Fifteen minutes later, the MBTA declared Chapter 7 bankruptcy, in an unprecedented and seemingly impossible legal manoeuvre. Luckily, state officials were on hand with shovels to symbolically 'bury' the T. General Manager Beverly Scott, Ph.D., and other public officials had to leave the ceremonies as it proved too emotional to bear, citing their years of hard work trying to get the MBTA properly funded.
The state mandate went unfunded and would have cost the T upwards of $100 million a year in raw operating costs and lost maintenance time. MBTA officials caved at the thought of having to sit through another series of public budget hearings with most complaints alluding to 'finding change in the couch' and blaming pensions, fare evaders, and corruption at the T.

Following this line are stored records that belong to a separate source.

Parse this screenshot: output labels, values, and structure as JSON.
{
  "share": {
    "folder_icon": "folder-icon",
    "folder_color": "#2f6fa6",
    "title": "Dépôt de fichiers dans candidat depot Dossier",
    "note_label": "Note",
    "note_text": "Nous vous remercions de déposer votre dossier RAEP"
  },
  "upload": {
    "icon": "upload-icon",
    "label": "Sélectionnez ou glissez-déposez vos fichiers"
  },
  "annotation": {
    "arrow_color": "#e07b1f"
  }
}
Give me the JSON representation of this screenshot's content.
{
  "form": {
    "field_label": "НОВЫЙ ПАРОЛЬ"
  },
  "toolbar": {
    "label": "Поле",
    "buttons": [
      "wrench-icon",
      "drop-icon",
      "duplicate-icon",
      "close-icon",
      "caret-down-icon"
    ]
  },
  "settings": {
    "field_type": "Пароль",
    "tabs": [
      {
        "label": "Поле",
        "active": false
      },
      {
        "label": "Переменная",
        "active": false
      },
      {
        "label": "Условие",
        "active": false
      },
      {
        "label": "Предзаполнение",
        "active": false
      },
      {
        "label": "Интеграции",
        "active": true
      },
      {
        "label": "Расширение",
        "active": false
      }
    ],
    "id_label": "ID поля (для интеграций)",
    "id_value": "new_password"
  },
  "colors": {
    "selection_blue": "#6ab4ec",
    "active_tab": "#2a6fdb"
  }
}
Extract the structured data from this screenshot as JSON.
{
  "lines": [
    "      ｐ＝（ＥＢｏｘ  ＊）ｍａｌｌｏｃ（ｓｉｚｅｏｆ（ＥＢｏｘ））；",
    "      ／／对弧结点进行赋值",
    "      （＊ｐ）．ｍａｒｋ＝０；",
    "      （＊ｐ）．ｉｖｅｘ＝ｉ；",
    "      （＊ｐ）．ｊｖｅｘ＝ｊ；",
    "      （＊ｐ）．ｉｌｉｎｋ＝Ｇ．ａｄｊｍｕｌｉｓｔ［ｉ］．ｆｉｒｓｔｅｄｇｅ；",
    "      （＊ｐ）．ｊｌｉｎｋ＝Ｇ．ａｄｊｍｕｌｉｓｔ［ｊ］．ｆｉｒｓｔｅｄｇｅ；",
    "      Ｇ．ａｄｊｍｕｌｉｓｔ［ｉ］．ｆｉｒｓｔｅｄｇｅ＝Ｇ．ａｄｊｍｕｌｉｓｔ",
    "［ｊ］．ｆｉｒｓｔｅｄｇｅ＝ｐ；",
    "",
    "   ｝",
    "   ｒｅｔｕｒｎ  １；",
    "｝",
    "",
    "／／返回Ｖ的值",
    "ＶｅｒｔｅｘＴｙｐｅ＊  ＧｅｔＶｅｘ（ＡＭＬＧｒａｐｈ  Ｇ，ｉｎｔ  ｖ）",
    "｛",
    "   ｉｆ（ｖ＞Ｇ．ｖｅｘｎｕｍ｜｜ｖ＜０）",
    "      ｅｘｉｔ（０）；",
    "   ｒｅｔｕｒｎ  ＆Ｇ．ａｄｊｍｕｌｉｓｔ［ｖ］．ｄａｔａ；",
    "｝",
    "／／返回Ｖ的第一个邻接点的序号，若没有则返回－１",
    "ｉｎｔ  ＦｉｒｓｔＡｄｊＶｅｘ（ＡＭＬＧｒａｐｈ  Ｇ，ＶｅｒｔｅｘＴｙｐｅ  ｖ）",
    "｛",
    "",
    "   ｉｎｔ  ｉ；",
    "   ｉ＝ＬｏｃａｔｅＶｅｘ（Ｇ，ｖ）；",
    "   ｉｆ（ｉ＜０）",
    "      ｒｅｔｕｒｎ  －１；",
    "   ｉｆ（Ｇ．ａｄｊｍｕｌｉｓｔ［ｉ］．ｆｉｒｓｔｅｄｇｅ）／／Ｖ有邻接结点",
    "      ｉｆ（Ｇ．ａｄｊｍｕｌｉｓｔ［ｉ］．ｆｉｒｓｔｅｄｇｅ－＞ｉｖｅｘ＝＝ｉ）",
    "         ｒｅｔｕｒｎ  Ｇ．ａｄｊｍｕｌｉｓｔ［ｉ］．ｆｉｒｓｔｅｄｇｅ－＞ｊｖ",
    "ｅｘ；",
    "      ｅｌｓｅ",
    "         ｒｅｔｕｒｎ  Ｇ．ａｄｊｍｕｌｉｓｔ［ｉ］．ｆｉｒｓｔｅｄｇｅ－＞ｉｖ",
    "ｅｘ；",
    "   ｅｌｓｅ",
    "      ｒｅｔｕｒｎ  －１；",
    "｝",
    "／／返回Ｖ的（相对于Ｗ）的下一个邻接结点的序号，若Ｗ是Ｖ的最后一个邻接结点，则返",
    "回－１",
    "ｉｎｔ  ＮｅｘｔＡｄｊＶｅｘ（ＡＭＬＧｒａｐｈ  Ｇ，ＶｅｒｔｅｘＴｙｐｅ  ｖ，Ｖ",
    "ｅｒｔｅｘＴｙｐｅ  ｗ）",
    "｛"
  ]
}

'I think I'd scream if I had to sit through another person offering front door boarding as a viable solution for bridging our operating budget gap,' said a service planner who asked to remain anonymous. 'Truth is, so many people just don't read the 11-page budget reports we put out...what's the point?'
MBTA CFO Jonathan Davis was most concerned with the humiliation in having to once again endorse station naming rights as a fallacious means of bolstering advertising revenue. 'It's barely worked in New York and Philly and the 3-year renaming of State Street was hardly lucrative. We're better off converting all our trains into bars and Starbucks cafes,' he said.
Dr. Scott, said she was sad to see the historic system collapse so unexpectedly. 'In all my years working at transit agencies bringing meaningful change and reform, this was the most profoundly sad outcome I've ever seen, let alone in the history of the industry.'
Jay Walder, former MTA chairman and current CEO of MTR Corporation, operator of Hong Kong's transit system, has invited Dr. Scott over as Chief Operating Officer at over nine times the pay of her current job as MBTA General Manager. 'I was tired of getting paid many times less than my industry equivalents while also having to dodge or wage political battles with politicians simply riding popular, uninformed opinion', says Walder. 'When I heard the news, I figured I'd at least offer Dr. Scott a way out.'
The MBTA will be liquidating its assets through various televised and live-streamed auctions. Capital asset managers hope to at least get $5,000 from the auctions, valuing the oldest Green Line cars at $20 per three-car train. The tunnels and tracks have been valued at $1 per mile and will be donated to the Massachusetts Department of Conservation and Recreation for re-use as homeless shelters and an underground extension to the Olmsted Park System.